GPs and practice nurses should now carry out objective tests such as spirometry and forced exhaled nitric oxide (FeNO) to diagnose asthma, NICE has recommended.
NICE has recommended spirometry and FeNO testing alongside clinical assessment of symptoms in order to make asthma diagnosis more accurate and treatment more effective.
The new guideline, covering diagnosis, management and monitoring of chronic asthma, was published this week after being delayed for a second time at the end of October to allow discussions with NHS England over implementation.
The guideline recommends objective testing such as spirometry and FeNO for making a diagnosis of asthma and cautions that nurses and doctors should not rely on symptoms without objective tests to make the diagnosis – bypassing the gold-standard BTS/SIGN recommendation to confirm a diagnosis based on a trial of treatment.
It also recommends that if patients cannot perform a particular objective test, you should try at least two other tests and make the diagnosis based on symptoms and any positive test results.

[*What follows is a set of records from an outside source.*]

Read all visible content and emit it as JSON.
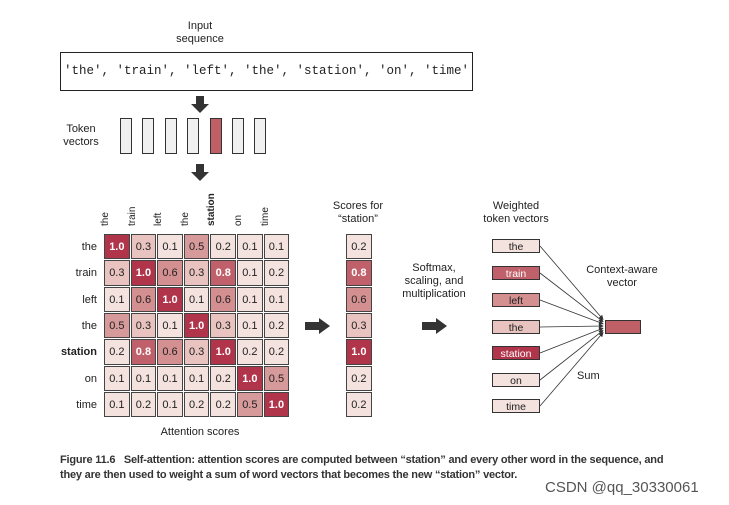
{
  "input_label": "Input sequence",
  "input_sequence": "'the', 'train', 'left', 'the', 'station', 'on', 'time'",
  "token_vectors_label": "Token vectors",
  "tokens": [
    "the",
    "train",
    "left",
    "the",
    "station",
    "on",
    "time"
  ],
  "highlight_token_index": 4,
  "matrix": [
    [
      1.0,
      0.3,
      0.1,
      0.5,
      0.2,
      0.1,
      0.1
    ],
    [
      0.3,
      1.0,
      0.6,
      0.3,
      0.8,
      0.1,
      0.2
    ],
    [
      0.1,
      0.6,
      1.0,
      0.1,
      0.6,
      0.1,
      0.1
    ],
    [
      0.5,
      0.3,
      0.1,
      1.0,
      0.3,
      0.1,
      0.2
    ],
    [
      0.2,
      0.8,
      0.6,
      0.3,
      1.0,
      0.2,
      0.2
    ],
    [
      0.1,
      0.1,
      0.1,
      0.1,
      0.2,
      1.0,
      0.5
    ],
    [
      0.1,
      0.2,
      0.1,
      0.2,
      0.2,
      0.5,
      1.0
    ]
  ],
  "matrix_label": "Attention scores",
  "scores_label": "Scores for “station”",
  "station_scores": [
    "0.2",
    "0.8",
    "0.6",
    "0.3",
    "1.0",
    "0.2",
    "0.2"
  ],
  "softmax_label": "Softmax, scaling, and multiplication",
  "weighted_label": "Weighted token vectors",
  "context_label": "Context-aware vector",
  "sum_label": "Sum",
  "caption_title": "Figure 11.6",
  "caption_text": "Self-attention: attention scores are computed between “station” and every other word in the sequence, and they are then used to weight a sum of word vectors that becomes the new “station” vector.",
  "watermark": "CSDN @qq_30330061",
  "colors": {
    "1.0": "#b0344a",
    "0.8": "#c0606a",
    "0.6": "#d48f90",
    "0.5": "#d69a9a",
    "0.3": "#e9c3bf",
    "0.2": "#f3e2dd",
    "0.1": "#f3e2dd",
    "vector_highlight": "#bf5f66"
  }
}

The draft recommendations were met with fierce criticism from the Primary Care Respiratory Society (PCRS), the BMA and the RCGP in 2015 on the basis that the objective tests were too expensive and costly to carry out in primary care, warning that asking primary care staff to adhere to the new diagnostic algorithm would lead to increased appointments, referrals and costs.
NICE took the unprecedented step of delaying publication of the guidelines in September 2015 due to the challenges identified in implementing the guidelines. They carried out pilot studies to test the feasibility of putting the guidelines in to practice, and the guidelines were consulted on again earlier this year after the studies showed that the new objective tests were time consuming and did not necessarily improve the accuracy of diagnosis.

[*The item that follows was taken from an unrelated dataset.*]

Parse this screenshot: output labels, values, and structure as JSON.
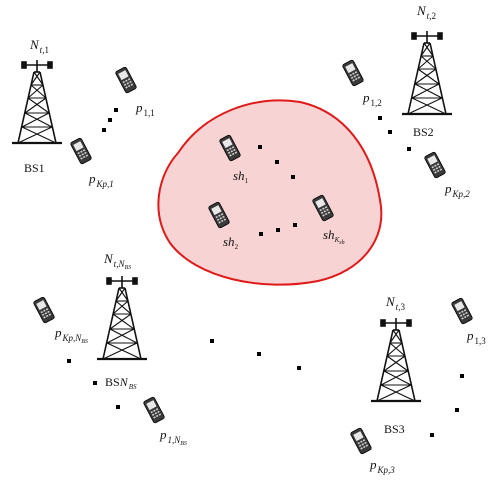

The new guideline also diverges from the BTS/SIGN recommendation to offer a long-acting beta agonist (LABA) as the first-line add-on therapy for patients whose asthma is not controlled on inhaled corticosteroids alone.
Instead, NICE recommends adding an LTRA tablet to inhaled corticosteroid treatment before trying a LABA, as they are cheaper and therefore more cost-effective.
Respiratory experts voiced their concerns over the addition of LTRAs to the guideline earlier this year, saying that patients may neglect their inhalers in favour of taking the tablet, leading to poor outcomes and potentially costing lives.
NICE recognises the challenges involved in putting the guideline in to practice, saying significant changes to practice will be needed but that changes that can be made should be implemented as soon as possible.
The guideline says: ‘NICE is recommending objective testing with spirometry and FeNO for most people with suspected asthma. This is a significant enhancement to current practice, which will take the NHS some time to implement, with additional infrastructure and training needed in primary care. New models of care, being developed locally, could offer the opportunity to implement these recommendations.
‘The investment and training required to implement the new guidance will take time. In the meantime, primary care services should implement what they can of the new guidelines, using currently available approaches to diagnosis until the infrastructure for objective testing is in place.’
But the PCRS have claimed that the guideline will create ‘uncertainty’ for those in primary care due to the differences between the NICE and BTS/SIGN guidelines.
They said: ‘We have significant concerns about an approach that recommends greater reliance on objective testing at a single point in time. This risks not detecting asthma if the patient is asymptomatic at the time of testing.
‘We see a role for FeNO testing, where the structured clinical assessment suggests an intermediate probability, in line with BTS/SIGN guidance. But we are concerned that NICE’s recommendation to use FeNO testing in all people with suspected asthma as a primary investigation raises major implementation challenges and could have a number of unintended consequences. FeNO testing is not widely available in primary care. It carries significant cost – both in terms of initial investment and the ongoing cost of consumables. It is therefore unlikely to be a viable option for all practices, but may be more realistically provided as part of a locality based diagnostic service.
They added that the perceived ‘mandatory’ nature of FeNO testing may increase referrals to secondary care, ‘deskilling’ those in primary care.
‘We do not see the the widespread implementation of FENO testing as high priority for localities to address. We recommend peak flow monitoring as the initial objective test, with a role for FeNO as per the BTS/SIGN guidelines,’ they said.